1.) Bank of America’s Acquisition of Merrill Lynch
This article talks about the serious financial losses that Merrill Lynch incurred in the year 2007 to2008, amounting to $8.4 billion by running its business of subprime mortgages. The subprime mortgages turned out to be high risk as housing prices dropped and subprime securities lost value. In order to augment its losses, Merrill Lynch decided to sell $31 billion worth of subprime securities for pennies on a dollar. However, such management decision was doomed which impelled the company to start merger talks with Bank of America. Bank of America agreed to buy Merrill Lynch for $50.3 billion in stock of $29.00 per share. Then public admired the move of Bank of America to save Merrill Lynch from bankruptcy and was hailed as a “white knight”. However, the company incurred more losses after they paid their executives billions of dollars for their bonuses. This led to the filing of the Securities and Exchange Commission for withholding this material information from its shareholders. Such incident resulted to the resignation of the CEO, Mr. Kenneth Lewis.

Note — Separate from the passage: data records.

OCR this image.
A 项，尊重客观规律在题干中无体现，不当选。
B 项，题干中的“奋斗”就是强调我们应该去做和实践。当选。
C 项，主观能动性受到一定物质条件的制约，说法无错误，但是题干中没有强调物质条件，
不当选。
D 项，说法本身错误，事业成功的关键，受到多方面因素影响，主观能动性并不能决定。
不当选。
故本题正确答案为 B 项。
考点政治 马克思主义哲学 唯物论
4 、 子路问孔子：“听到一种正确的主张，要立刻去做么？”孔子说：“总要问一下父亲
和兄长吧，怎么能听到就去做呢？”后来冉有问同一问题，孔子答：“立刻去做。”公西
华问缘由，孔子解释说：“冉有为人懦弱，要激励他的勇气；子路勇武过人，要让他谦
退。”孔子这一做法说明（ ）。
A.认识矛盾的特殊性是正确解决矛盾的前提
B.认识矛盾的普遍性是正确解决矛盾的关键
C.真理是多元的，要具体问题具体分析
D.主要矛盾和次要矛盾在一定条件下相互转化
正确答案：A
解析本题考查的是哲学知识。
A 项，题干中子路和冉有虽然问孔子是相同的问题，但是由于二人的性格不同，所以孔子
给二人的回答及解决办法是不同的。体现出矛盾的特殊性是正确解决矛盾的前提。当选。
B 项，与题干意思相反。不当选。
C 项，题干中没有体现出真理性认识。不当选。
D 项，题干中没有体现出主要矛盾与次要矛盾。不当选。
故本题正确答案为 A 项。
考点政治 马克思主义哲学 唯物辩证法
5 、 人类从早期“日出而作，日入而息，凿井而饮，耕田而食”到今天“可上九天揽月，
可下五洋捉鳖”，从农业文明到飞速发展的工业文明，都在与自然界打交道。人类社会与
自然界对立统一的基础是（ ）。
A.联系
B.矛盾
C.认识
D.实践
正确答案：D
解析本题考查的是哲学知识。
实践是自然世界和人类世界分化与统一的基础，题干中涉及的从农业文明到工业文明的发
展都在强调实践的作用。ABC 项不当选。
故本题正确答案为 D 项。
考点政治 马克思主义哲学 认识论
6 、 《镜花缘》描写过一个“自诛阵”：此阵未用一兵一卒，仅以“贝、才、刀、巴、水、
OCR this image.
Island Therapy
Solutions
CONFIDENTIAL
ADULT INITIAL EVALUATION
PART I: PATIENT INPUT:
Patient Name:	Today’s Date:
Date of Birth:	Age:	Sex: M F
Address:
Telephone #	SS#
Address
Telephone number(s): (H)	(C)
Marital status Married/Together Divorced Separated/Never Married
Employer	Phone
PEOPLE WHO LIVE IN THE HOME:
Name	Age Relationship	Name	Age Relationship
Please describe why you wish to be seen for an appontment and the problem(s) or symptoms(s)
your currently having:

2.) Wages of Failure: The Ethics of Executive Compensation
This article talks about the $3.5 billion bonuses that were given by Bank of America and Merrill Lynch to its employees and executives. The company claimed that such bonuses were paid not for performance but for the fees of the executives for carrying out a successful merger. It turned out that these executives were paid with government money. Bank of America initially consented to giving $5.8 billion of bonuses to Merrill Lynch executives, wherein 40 percent of it will go to Mr. John Thain. It was agreed that 60 percent of the bonuses shall be in cash and 40 percent will be in stock. As a result, Merrill Lynch’s losses increase in the fourth quarter of 2008 due to these bonuses amounting to $3.5 billion. The information about the bonuses was exposed to the public. It was revealed that Mr. Thain was the sole decision maker in giving out bonuses to the employees. He resigned from his position as CEO and was blamed for the downfall of Merrill Lynch.
3.) Coca-Cola: The Entrepreneur Development Program
This article talks about the creation of Coca-Cola’s Southern African division of an Entrepreneur Development Program to help new entrepreneurs enter the supply chain and profit from new sustainable business ventures. The program aims to target the micro-entrepreneurs who are capable to enter the Coco-Cola value chain to give them the opportunity to earn profit for themselves. After the qualified entrepreneurs were chosen, they will have to undergo training in sales, customer service, forecasting, marketing and advertising. They were monitored based on their individual sales, profit levels and efficiency. The project was initially funded by Coca-Cola Southern Africa, but was later received additional funding from the Southern African government. The program resulted to 12,900 new jobs in the Coca-Cola system and 5,000 new outlets were created. At least 3,500 of the new outlets came from Southern Africa. Such project promoted sustainable means of economic support and reduce poverty rate within the community.